Florian Jayet : Profondeur urbaine
Photographe marseillais, Florian Jayet, que j’ai découvert à l’occasion de la Biennale d’Issy 2025, plonge son art dans la Méditerranée pour en faire un laboratoire visuel unique. Ses images ne se contentent pas de documenter : elles composent de véritables tableaux subaquatiques où des objets du quotidien, abandonnés à plusieurs mètres de profondeur, deviennent vestiges et symboles. Entre documentaire et fiction, beauté et inquiétude, ses photographies interrogent notre époque avec une force poétique rare.

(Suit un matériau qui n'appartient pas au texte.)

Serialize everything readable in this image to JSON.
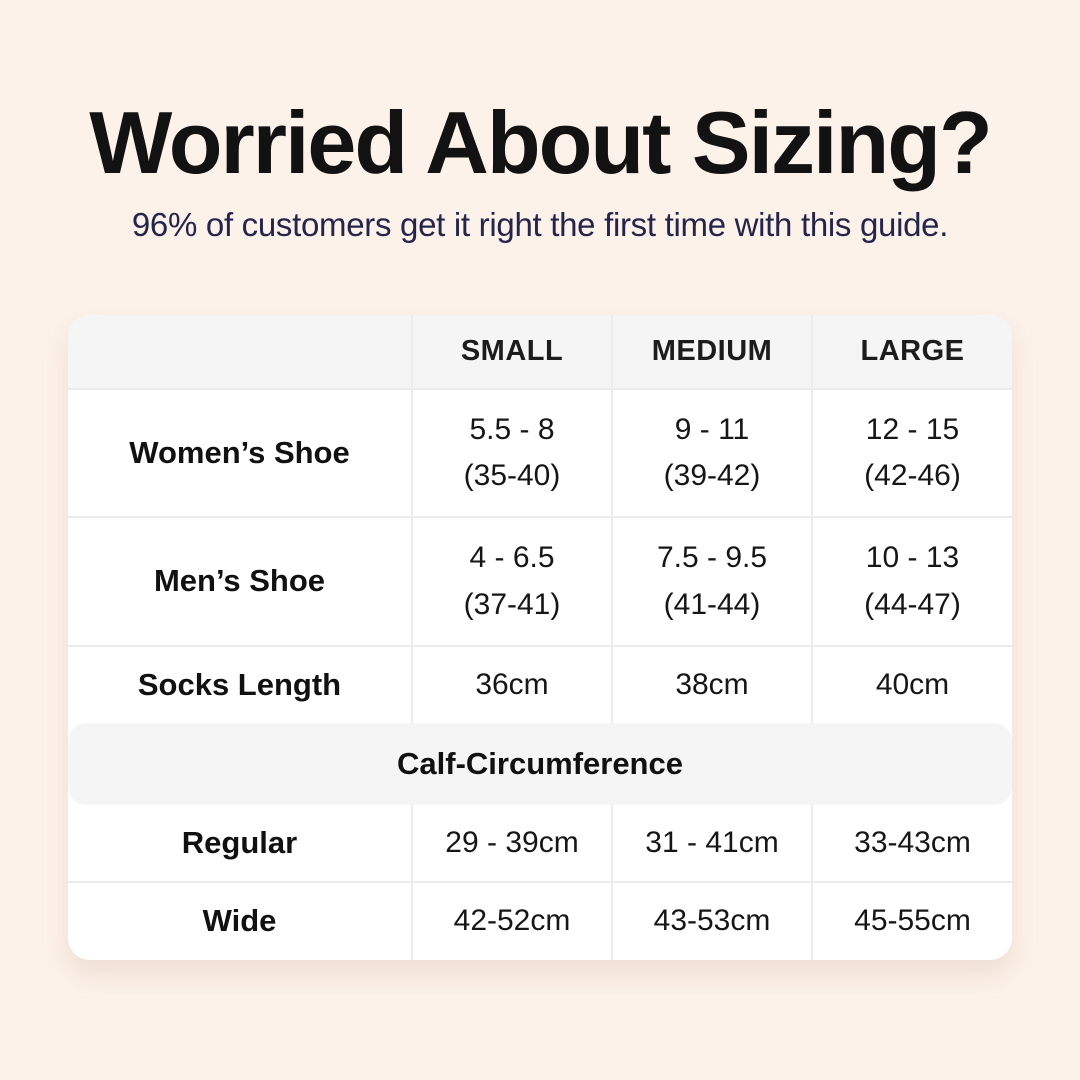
{
  "page": {
    "title": "Worried About Sizing?",
    "subtitle": "96% of customers get it right the first time with this guide.",
    "colors": {
      "background": "#fcf2ea",
      "title_text": "#121212",
      "subtitle_text": "#23254a",
      "table_background": "#ffffff",
      "band_background": "#f5f5f6",
      "grid_line": "#ececec",
      "table_text": "#161616"
    }
  },
  "table": {
    "columns": [
      "",
      "SMALL",
      "MEDIUM",
      "LARGE"
    ],
    "shoe_rows": [
      {
        "label": "Women’s Shoe",
        "small": {
          "line1": "5.5 - 8",
          "line2": "(35-40)"
        },
        "medium": {
          "line1": "9 - 11",
          "line2": "(39-42)"
        },
        "large": {
          "line1": "12 - 15",
          "line2": "(42-46)"
        }
      },
      {
        "label": "Men’s Shoe",
        "small": {
          "line1": "4 - 6.5",
          "line2": "(37-41)"
        },
        "medium": {
          "line1": "7.5 - 9.5",
          "line2": "(41-44)"
        },
        "large": {
          "line1": "10 - 13",
          "line2": "(44-47)"
        }
      }
    ],
    "socks_row": {
      "label": "Socks Length",
      "small": "36cm",
      "medium": "38cm",
      "large": "40cm"
    },
    "section_label": "Calf-Circumference",
    "calf_rows": [
      {
        "label": "Regular",
        "small": "29 - 39cm",
        "medium": "31 - 41cm",
        "large": "33-43cm"
      },
      {
        "label": "Wide",
        "small": "42-52cm",
        "medium": "43-53cm",
        "large": "45-55cm"
      }
    ]
  }
}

L’empreinte humaine, son absurdité et sa fragilité sont au cœur de sa démarche. Les artefacts qu’il disperse sous l’eau témoignent d’un monde en sursis, et cette mise en scène quasi surréaliste met en lumière l’impact de nos modes de vie sur l’environnement, tout en révélant le mystère et l’émerveillement que recèle l’océan. Florian ne brandit pas de slogans : il compose des fables visuelles, des énigmes à contempler, qui poussent à repenser notre rapport au monde, à la nature et à l’héritage que nous laisserons.
Son parcours éclaire son regard. Après dix ans dans la mode à Londres, il s’est tourné vers le champ social, travaillant comme éducateur spécialisé auprès de populations fragilisées – handicap, immigration, droits LGBT. Ces expériences nourrissent sa photographie : un engagement sensible et politique, qui interroge les traces que l’homme laisse dans ses relations sociales comme dans son environnement. Formateur en photographie dans des institutions sociales, il transforme aussi la transmission en outil d’exploration et de conscience.
Au cœur de son œuvre, un fil conducteur : la mémoire et le temps. Ses images explorent la persistance de l’identité, de l’héritage collectif et des traces humaines, révélant l’équilibre fragile entre beauté et disparition, contemplation et alerte. Florian Jayet transforme l’eau en atelier, les abysses en théâtre, et la photographie en instrument de lucidité et de poésie, offrant une vision du monde à la fois troublante, fascinante et profondément nécessaire.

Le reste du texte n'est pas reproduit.